Not that Zoe even tries very hard. In Zoe, playwright Geetha Reddy delivers a casualty of millennial overextension—perpetually exhausted, myopically self-absorbed, a devotee of “self-care” up to and including spin class but not in limiting her consumption of bedtime wine. For Zoe, Pilar is a convenience, a godsend, and a given. For Pilar, the situation is infinitely more complicated, and as her personal autonomy becomes increasingly encroached upon, she realizes too late that her erstwhile haven has become a prison.
Reddy’s Far, Far Better Things may have been inspired by her desire to revisit Charles Dickens’ revolutionary epic, A Tale of Two Cities, but the resultant, episodic play feels much more influenced by the pressing political concerns of today—women’s rights, immigration, domestic violence. True, there are nods to the original text (mostly in book report form, as Dani is writing about it for her high school English class), but Far, Far Better Things takes on a life of its own as the action unfolds. Written as a series of interconnected vignettes bracketed in the production by video (Ben Euphrat and Brandon West) and soundscape (Kristoffer Barrera), the play turns quiet domesticity into a fraught frontline. One where wildly divergent expectations cannot be met, and deep disconnections may prove impossible to bridge.

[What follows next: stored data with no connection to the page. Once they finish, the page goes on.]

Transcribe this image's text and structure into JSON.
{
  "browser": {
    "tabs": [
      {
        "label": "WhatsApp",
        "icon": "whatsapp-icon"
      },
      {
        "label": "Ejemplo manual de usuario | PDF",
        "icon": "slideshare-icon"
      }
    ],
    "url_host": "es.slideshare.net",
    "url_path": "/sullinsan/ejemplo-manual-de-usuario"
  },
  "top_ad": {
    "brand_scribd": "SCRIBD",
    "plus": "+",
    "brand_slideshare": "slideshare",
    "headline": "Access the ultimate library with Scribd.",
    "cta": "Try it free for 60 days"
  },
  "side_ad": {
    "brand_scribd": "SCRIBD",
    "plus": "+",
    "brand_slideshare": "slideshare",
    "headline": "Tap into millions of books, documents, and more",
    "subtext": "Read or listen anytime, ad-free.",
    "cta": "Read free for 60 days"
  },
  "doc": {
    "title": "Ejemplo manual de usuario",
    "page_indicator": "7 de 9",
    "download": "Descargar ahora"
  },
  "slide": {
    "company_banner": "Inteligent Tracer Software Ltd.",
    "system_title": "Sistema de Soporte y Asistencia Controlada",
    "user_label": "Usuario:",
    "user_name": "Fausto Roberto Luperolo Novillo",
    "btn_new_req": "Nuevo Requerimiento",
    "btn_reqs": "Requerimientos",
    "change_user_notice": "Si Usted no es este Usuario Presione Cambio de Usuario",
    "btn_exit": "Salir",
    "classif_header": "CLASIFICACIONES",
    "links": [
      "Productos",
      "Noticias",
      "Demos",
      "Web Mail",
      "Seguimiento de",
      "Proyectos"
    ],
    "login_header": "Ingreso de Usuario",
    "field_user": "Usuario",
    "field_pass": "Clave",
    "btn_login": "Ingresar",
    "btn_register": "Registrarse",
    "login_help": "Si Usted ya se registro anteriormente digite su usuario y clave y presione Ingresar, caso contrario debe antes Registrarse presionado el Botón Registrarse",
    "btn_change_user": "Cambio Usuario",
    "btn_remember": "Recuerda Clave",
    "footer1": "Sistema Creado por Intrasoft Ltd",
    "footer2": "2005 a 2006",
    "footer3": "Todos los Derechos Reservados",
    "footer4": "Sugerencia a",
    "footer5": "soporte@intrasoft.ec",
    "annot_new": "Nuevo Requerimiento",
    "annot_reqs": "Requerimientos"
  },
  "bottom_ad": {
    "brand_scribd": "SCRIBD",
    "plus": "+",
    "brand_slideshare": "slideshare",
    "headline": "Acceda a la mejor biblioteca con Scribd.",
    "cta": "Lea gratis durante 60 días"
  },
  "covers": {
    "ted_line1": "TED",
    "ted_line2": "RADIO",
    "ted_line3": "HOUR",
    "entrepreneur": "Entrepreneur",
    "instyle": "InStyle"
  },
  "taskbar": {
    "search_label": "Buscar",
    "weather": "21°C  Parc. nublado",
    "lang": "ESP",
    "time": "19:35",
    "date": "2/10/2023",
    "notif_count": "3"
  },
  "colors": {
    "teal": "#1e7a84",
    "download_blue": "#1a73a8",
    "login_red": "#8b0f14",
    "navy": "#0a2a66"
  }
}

Directed by Katya Rivera, the production excels at revealing the quiet desperation threading through the lives of its female protagonists. Although outwardly in control of their respective paths—as mothers, daughters, career women, and students—it doesn’t take long for us to recognize that beneath a veneer of competency, each character barely holds themselves together. At the heart of their unease lies the ugly specter of domestic violence, which colors their relationships yet ties them, however unwillingly, together—a sisterhood of the abused. How they ultimately choose to confront the past and challenge their future gives the play its barely plausible storybook ending, but before we get there, it’s the indignities of the everyday that command the audience’s attention.
Where the production suffers most is in its treatment of the character Josh (Yohana Ansari-Thomas), who as Zoe’s kid brother is himself a victim of childhood abuse, and yet never gets to evolve beyond villainous caricature. He’s basically a walking misogynist hashtag, whose every action serves to perpetuate a cycle of violence that he doesn’t get the opportunity to recognize affects him too. Josh’s existence feels basically written to jolt Zoe and Pilar from their “inert” paths and into action, but that propulsion comes at the expense of meaningful character development. Making him Zoe’s brother feels almost like an afterthought, and Ansari-Thomas and Shokri rarely read as family members onstage—a sharp contrast to the chemistry between Navarrete and Rojo, whose mother-daughter dynamic feels much more natural and compelling.
The moment where the characters break free of their respective confinements and out into the larger world does allow the play a nod to the epic self-sacrifice that gives A Tale of Two Cities its famous closing lines, and Far, Far Better Things its title. As an ending to this play, the scene feels a little rushed, and not necessarily true to each character, but as a beginning to a new chapter which gives both its struggling protagonists and the audience a reason to hope. It suggests that though we may not always be able to recognize the barriers set around us in time to push through them on our own, with solidarity, we can help set each other free.